Red Sox first baseman Hanley Ramirez hit three two-run home runs on Wednesday night at Fenway Park, helping the Giants win a slugfest against the Giants, 11-7. Ramirez also made a trio of nifty defensive plays.
Ramirez’s first homer went out to right-center field in the bottom of the second off of Giants starter Matt Cain, breaking a scoreless tie. Robbie Ross, Jr. caught it with his hat in the Red Sox bullpen. The second dinger was a no-doubter to center field, boosting his team’s lead from 3-0 to 5-0. Number three was hooked down the left field line, just barely scraping over the Green Monster, putting the Red Sox further ahead, 10-7.
Ramirez didn’t have a three-homer game to his credit until Wednesday night. It was almost two months since the last time a member of the Red Sox went deep three times. Mookie Betts accomplished the feat against the Orioles on May 31.
With Wednesday’s offensive barrage, Ramirez is now batting .285/.362/.451 with 11 home runs and 54 RBI in 370 plate appearances.

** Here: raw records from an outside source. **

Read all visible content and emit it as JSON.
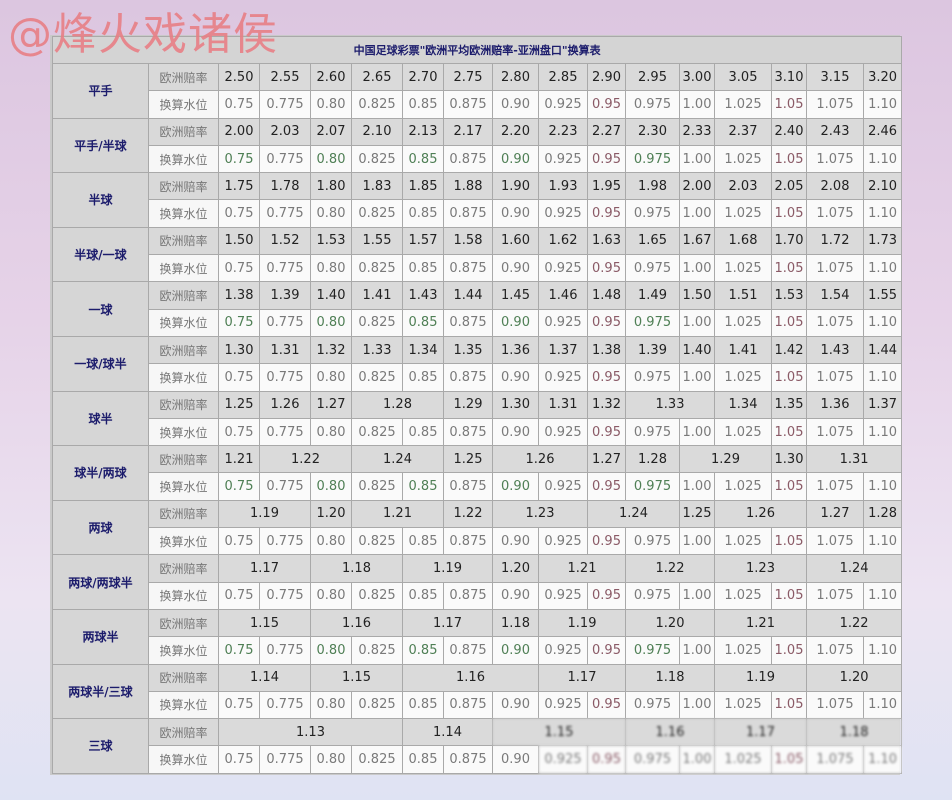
{
  "watermark": "@烽火戏诸侯",
  "title": "中国足球彩票\"欧洲平均欧洲赔率-亚洲盘口\"换算表",
  "row_labels": {
    "odds": "欧洲赔率",
    "water": "换算水位"
  },
  "groups": [
    {
      "label": "平手",
      "odds": [
        [
          "2.50",
          1
        ],
        [
          "2.55",
          1
        ],
        [
          "2.60",
          1
        ],
        [
          "2.65",
          1
        ],
        [
          "2.70",
          1
        ],
        [
          "2.75",
          1
        ],
        [
          "2.80",
          1
        ],
        [
          "2.85",
          1
        ],
        [
          "2.90",
          1
        ],
        [
          "2.95",
          1
        ],
        [
          "3.00",
          1
        ],
        [
          "3.05",
          1
        ],
        [
          "3.10",
          1
        ],
        [
          "3.15",
          1
        ],
        [
          "3.20",
          1
        ]
      ],
      "water": [
        "0.75",
        "0.775",
        "0.80",
        "0.825",
        "0.85",
        "0.875",
        "0.90",
        "0.925",
        "0.95",
        "0.975",
        "1.00",
        "1.025",
        "1.05",
        "1.075",
        "1.10"
      ]
    },
    {
      "label": "平手/半球",
      "odds": [
        [
          "2.00",
          1
        ],
        [
          "2.03",
          1
        ],
        [
          "2.07",
          1
        ],
        [
          "2.10",
          1
        ],
        [
          "2.13",
          1
        ],
        [
          "2.17",
          1
        ],
        [
          "2.20",
          1
        ],
        [
          "2.23",
          1
        ],
        [
          "2.27",
          1
        ],
        [
          "2.30",
          1
        ],
        [
          "2.33",
          1
        ],
        [
          "2.37",
          1
        ],
        [
          "2.40",
          1
        ],
        [
          "2.43",
          1
        ],
        [
          "2.46",
          1
        ]
      ],
      "water": [
        "0.75",
        "0.775",
        "0.80",
        "0.825",
        "0.85",
        "0.875",
        "0.90",
        "0.925",
        "0.95",
        "0.975",
        "1.00",
        "1.025",
        "1.05",
        "1.075",
        "1.10"
      ]
    },
    {
      "label": "半球",
      "odds": [
        [
          "1.75",
          1
        ],
        [
          "1.78",
          1
        ],
        [
          "1.80",
          1
        ],
        [
          "1.83",
          1
        ],
        [
          "1.85",
          1
        ],
        [
          "1.88",
          1
        ],
        [
          "1.90",
          1
        ],
        [
          "1.93",
          1
        ],
        [
          "1.95",
          1
        ],
        [
          "1.98",
          1
        ],
        [
          "2.00",
          1
        ],
        [
          "2.03",
          1
        ],
        [
          "2.05",
          1
        ],
        [
          "2.08",
          1
        ],
        [
          "2.10",
          1
        ]
      ],
      "water": [
        "0.75",
        "0.775",
        "0.80",
        "0.825",
        "0.85",
        "0.875",
        "0.90",
        "0.925",
        "0.95",
        "0.975",
        "1.00",
        "1.025",
        "1.05",
        "1.075",
        "1.10"
      ]
    },
    {
      "label": "半球/一球",
      "odds": [
        [
          "1.50",
          1
        ],
        [
          "1.52",
          1
        ],
        [
          "1.53",
          1
        ],
        [
          "1.55",
          1
        ],
        [
          "1.57",
          1
        ],
        [
          "1.58",
          1
        ],
        [
          "1.60",
          1
        ],
        [
          "1.62",
          1
        ],
        [
          "1.63",
          1
        ],
        [
          "1.65",
          1
        ],
        [
          "1.67",
          1
        ],
        [
          "1.68",
          1
        ],
        [
          "1.70",
          1
        ],
        [
          "1.72",
          1
        ],
        [
          "1.73",
          1
        ]
      ],
      "water": [
        "0.75",
        "0.775",
        "0.80",
        "0.825",
        "0.85",
        "0.875",
        "0.90",
        "0.925",
        "0.95",
        "0.975",
        "1.00",
        "1.025",
        "1.05",
        "1.075",
        "1.10"
      ]
    },
    {
      "label": "一球",
      "odds": [
        [
          "1.38",
          1
        ],
        [
          "1.39",
          1
        ],
        [
          "1.40",
          1
        ],
        [
          "1.41",
          1
        ],
        [
          "1.43",
          1
        ],
        [
          "1.44",
          1
        ],
        [
          "1.45",
          1
        ],
        [
          "1.46",
          1
        ],
        [
          "1.48",
          1
        ],
        [
          "1.49",
          1
        ],
        [
          "1.50",
          1
        ],
        [
          "1.51",
          1
        ],
        [
          "1.53",
          1
        ],
        [
          "1.54",
          1
        ],
        [
          "1.55",
          1
        ]
      ],
      "water": [
        "0.75",
        "0.775",
        "0.80",
        "0.825",
        "0.85",
        "0.875",
        "0.90",
        "0.925",
        "0.95",
        "0.975",
        "1.00",
        "1.025",
        "1.05",
        "1.075",
        "1.10"
      ]
    },
    {
      "label": "一球/球半",
      "odds": [
        [
          "1.30",
          1
        ],
        [
          "1.31",
          1
        ],
        [
          "1.32",
          1
        ],
        [
          "1.33",
          1
        ],
        [
          "1.34",
          1
        ],
        [
          "1.35",
          1
        ],
        [
          "1.36",
          1
        ],
        [
          "1.37",
          1
        ],
        [
          "1.38",
          1
        ],
        [
          "1.39",
          1
        ],
        [
          "1.40",
          1
        ],
        [
          "1.41",
          1
        ],
        [
          "1.42",
          1
        ],
        [
          "1.43",
          1
        ],
        [
          "1.44",
          1
        ]
      ],
      "water": [
        "0.75",
        "0.775",
        "0.80",
        "0.825",
        "0.85",
        "0.875",
        "0.90",
        "0.925",
        "0.95",
        "0.975",
        "1.00",
        "1.025",
        "1.05",
        "1.075",
        "1.10"
      ]
    },
    {
      "label": "球半",
      "odds": [
        [
          "1.25",
          1
        ],
        [
          "1.26",
          1
        ],
        [
          "1.27",
          1
        ],
        [
          "1.28",
          2
        ],
        [
          "1.29",
          1
        ],
        [
          "1.30",
          1
        ],
        [
          "1.31",
          1
        ],
        [
          "1.32",
          1
        ],
        [
          "1.33",
          2
        ],
        [
          "1.34",
          1
        ],
        [
          "1.35",
          1
        ],
        [
          "1.36",
          1
        ],
        [
          "1.37",
          1
        ]
      ],
      "water": [
        "0.75",
        "0.775",
        "0.80",
        "0.825",
        "0.85",
        "0.875",
        "0.90",
        "0.925",
        "0.95",
        "0.975",
        "1.00",
        "1.025",
        "1.05",
        "1.075",
        "1.10"
      ]
    },
    {
      "label": "球半/两球",
      "odds": [
        [
          "1.21",
          1
        ],
        [
          "1.22",
          2
        ],
        [
          "1.24",
          2
        ],
        [
          "1.25",
          1
        ],
        [
          "1.26",
          2
        ],
        [
          "1.27",
          1
        ],
        [
          "1.28",
          1
        ],
        [
          "1.29",
          2
        ],
        [
          "1.30",
          1
        ],
        [
          "1.31",
          2
        ]
      ],
      "water": [
        "0.75",
        "0.775",
        "0.80",
        "0.825",
        "0.85",
        "0.875",
        "0.90",
        "0.925",
        "0.95",
        "0.975",
        "1.00",
        "1.025",
        "1.05",
        "1.075",
        "1.10"
      ]
    },
    {
      "label": "两球",
      "odds": [
        [
          "1.19",
          2
        ],
        [
          "1.20",
          1
        ],
        [
          "1.21",
          2
        ],
        [
          "1.22",
          1
        ],
        [
          "1.23",
          2
        ],
        [
          "1.24",
          2
        ],
        [
          "1.25",
          1
        ],
        [
          "1.26",
          2
        ],
        [
          "1.27",
          1
        ],
        [
          "1.28",
          1
        ]
      ],
      "water": [
        "0.75",
        "0.775",
        "0.80",
        "0.825",
        "0.85",
        "0.875",
        "0.90",
        "0.925",
        "0.95",
        "0.975",
        "1.00",
        "1.025",
        "1.05",
        "1.075",
        "1.10"
      ]
    },
    {
      "label": "两球/两球半",
      "odds": [
        [
          "1.17",
          2
        ],
        [
          "1.18",
          2
        ],
        [
          "1.19",
          2
        ],
        [
          "1.20",
          1
        ],
        [
          "1.21",
          2
        ],
        [
          "1.22",
          2
        ],
        [
          "1.23",
          2
        ],
        [
          "1.24",
          2
        ]
      ],
      "water": [
        "0.75",
        "0.775",
        "0.80",
        "0.825",
        "0.85",
        "0.875",
        "0.90",
        "0.925",
        "0.95",
        "0.975",
        "1.00",
        "1.025",
        "1.05",
        "1.075",
        "1.10"
      ]
    },
    {
      "label": "两球半",
      "odds": [
        [
          "1.15",
          2
        ],
        [
          "1.16",
          2
        ],
        [
          "1.17",
          2
        ],
        [
          "1.18",
          1
        ],
        [
          "1.19",
          2
        ],
        [
          "1.20",
          2
        ],
        [
          "1.21",
          2
        ],
        [
          "1.22",
          2
        ]
      ],
      "water": [
        "0.75",
        "0.775",
        "0.80",
        "0.825",
        "0.85",
        "0.875",
        "0.90",
        "0.925",
        "0.95",
        "0.975",
        "1.00",
        "1.025",
        "1.05",
        "1.075",
        "1.10"
      ]
    },
    {
      "label": "两球半/三球",
      "odds": [
        [
          "1.14",
          2
        ],
        [
          "1.15",
          2
        ],
        [
          "1.16",
          3
        ],
        [
          "1.17",
          2
        ],
        [
          "1.18",
          2
        ],
        [
          "1.19",
          2
        ],
        [
          "1.20",
          2
        ]
      ],
      "water": [
        "0.75",
        "0.775",
        "0.80",
        "0.825",
        "0.85",
        "0.875",
        "0.90",
        "0.925",
        "0.95",
        "0.975",
        "1.00",
        "1.025",
        "1.05",
        "1.075",
        "1.10"
      ]
    },
    {
      "label": "三球",
      "odds": [
        [
          "1.13",
          4
        ],
        [
          "1.14",
          2
        ],
        [
          "1.15",
          3
        ],
        [
          "1.16",
          2
        ],
        [
          "1.17",
          2
        ],
        [
          "1.18",
          2
        ]
      ],
      "water": [
        "0.75",
        "0.775",
        "0.80",
        "0.825",
        "0.85",
        "0.875",
        "0.90",
        "0.925",
        "0.95",
        "0.975",
        "1.00",
        "1.025",
        "1.05",
        "1.075",
        "1.10"
      ]
    }
  ]
}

Nationals outfielder Bryce Harper joined the 20-homer club in style, clubbing a 3-1 Bud Norris fastball into the third deck in right field at Nationals Park for a two-run homer, breaking a scoreless tie in the first inning.
It’s the 23-year-old’s fourth 20-homer season. As Jorge Castillo of the Washington Post notes, Harper is the 12th player in baseball history to have four 20-homer seasons before his 24th birthday.
Harper entered Wednesday’s action batting .248/.390/.471 with 19 homers and 52 RBI, as well as 72 walks to lead the majors.
Mariners outfield prospect Kyle Lewis will miss the rest of the season due to a torn ACL as well as a torn medial and lateral meniscus in his right knee, MLB.com’s Greg Johns reports.
Lewis, 21, was selected in the first round — 11th overall — in the 2016 draft. He got off to an outstanding start with Single-A Everett, batting .299/.385/.530 with 16 extra-base hits, 26 RBI, and 26 runs scored in 135 plate appearances.
For his performance with Mercer University, Lewis earned the Golden Spikes award, which honors the top amateur baseball player in the United States. He’s the first winner of the award to come from the Southern Conference.